5)Investigative Reporting:

  1. The Dark Side: The Inside Story of How the War on Terror Turned into a War on American Ideals
  2. “Report: Abusive tactics used to seek Iraq-al Qaida link”; Jonathan S. Landay, McClatchy Newspapers -- Tue, Apr. 21, 2009

1) The OLC memoranda offered the patina of legal sanction to the use of techniques such as waterboarding, hypothermia, stress positions, extensive sleep deprivation and confinement with stinging insects to exploit prisoner phobias.

The memos, by carefully defining parameters, clearly demonstrate that the authors of the memos were deeply engaged in the application of torture techniques, not merely giving abstract legal counsel.

2) The Senate Armed Services Committee report provided a detailed chronology of the process of formulation of policy respecting the treatment of prisoners, with a special focus on the introduction of torture techniques. Exhibit K

Senior officials in the U.S. government decided to use some of these harsh techniques against detainees based on deeply flawed interpretations of U.S. and international law.

[Levin, McCain Release Executive Summary and Conclusions of Report on Treatment of Detainees in U.S. Custody, December 11, 2008]

3) The Senate Intelligence Committee memo details the steps leading to issuance of the OLC memos and identified the Justice Department lawyers and others involved in the process. The memo details a systematic authorized program for the mistreatment and torture of persons denied rights of due process. [Letter from Attorney General Eric Holder, Jr. to Senator John. D. Rockefeller IV of the SSCI forwarding declassified narrative, (April 17, 2009).]

4) The Red Cross Report On Detainee Treatment was prepared from interviews with a number of detainees and others. In short, it confirms that the types of torture techniques advocated by Mr. Flanigan were in fact used against many detainees. These techniques included suffocation by water, prolonged stress standing, beatings by use of a collar, beating and kicking, confinement in a box, prolonged nudity, sleep deprivation,

continuous loud noises, exposure to cold temperature and cold water, threats, forced shaving, and deprivation of food. Exhibit J

5) In testimony at a Senate hearing on May 13, 2009, Former State Department counselor Philip Zelikow told a committee panel that Bush administration officials engaged in a ‘collective failure’ with regard to the detention and interrogation of suspected terrorists.

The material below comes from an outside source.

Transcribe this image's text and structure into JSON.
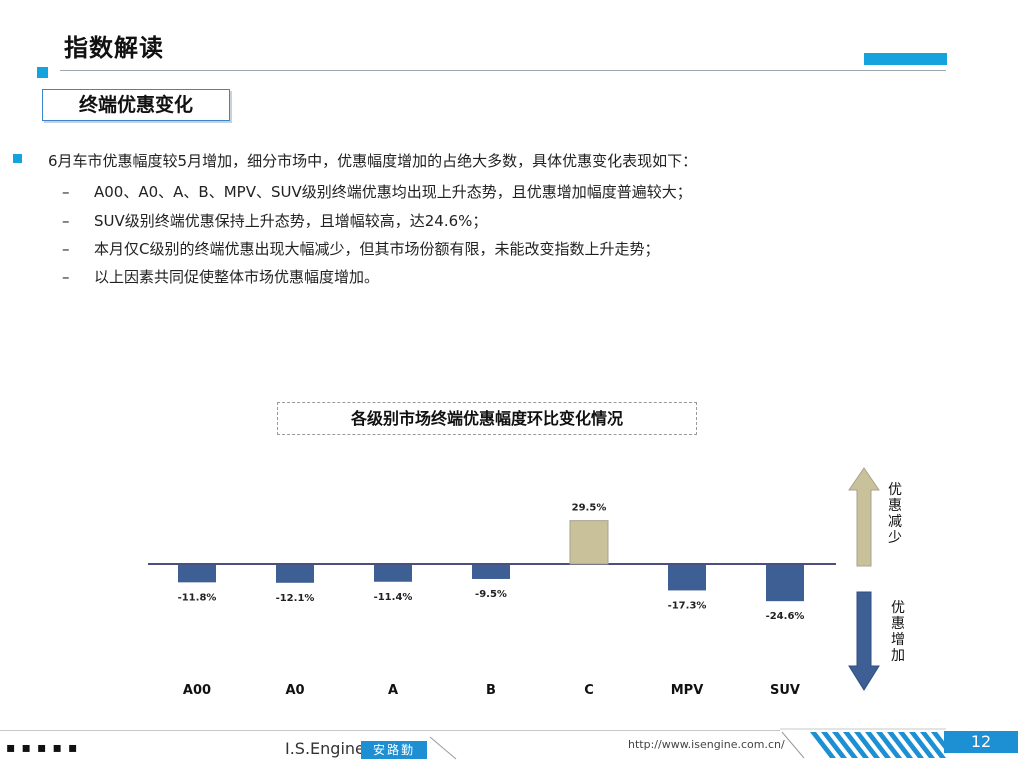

He asserted that the torture memos were unsound because “the lawyers involved ... did not welcome peer review and indeed would shut down challenges even inside the government.” Georgetown University law professor David Luban testified that the Justice Department torture memos constituted “an ethical train wreck” because they violated constitutional, statutory and international law.

(5) Investigation Reporting/Biographies: Select reporting from credible sources further suggests that following the attacks of 9/11/01, a host of controversial and illegal policies were advanced persistently and systematically by a small group of lawyers to serve narrow policy goals and political ambitions, with a primary aim of vastly amplifying the power of the Presidency, in direct threat to the system of checks and balances elucidated in the U.S. Constitution. [

a) Jane Mayer, The Dark Side: In her award-winning book, Harpers reporter Jane Mayer writes that John Yoo was a prominent member of that group who advanced a concerted campaign to establish an entirely new post-9/11 legal regime already well developed prior to the attacks. Any objective analysis of this body of work leads to the obvious conclusion these lawyers methodically advanced an agenda entirely antithetical to the U.S. Constitution and a host of historical andlegal precedents, with legal opinion and advocacy that effectively buried American ideals and the rule of law.

b) Jonathan Landey of McClatchy in his article Report: Abusive tactics used to seek Iraq-al Qaida link reported on the intense pressure put on the CIA and military interrogators to use of extreme interrogation tactics including the use of waterboarding, on scores of occasions, in an effort to produce intelligence from detainee confessions that al-Qaeda was linked to the regime of Iraqi President Hussein. Pressure came from the Vice-President’s office. The head of the ‘War Council” was David Addington, the Vice-President’s Chief of Staff.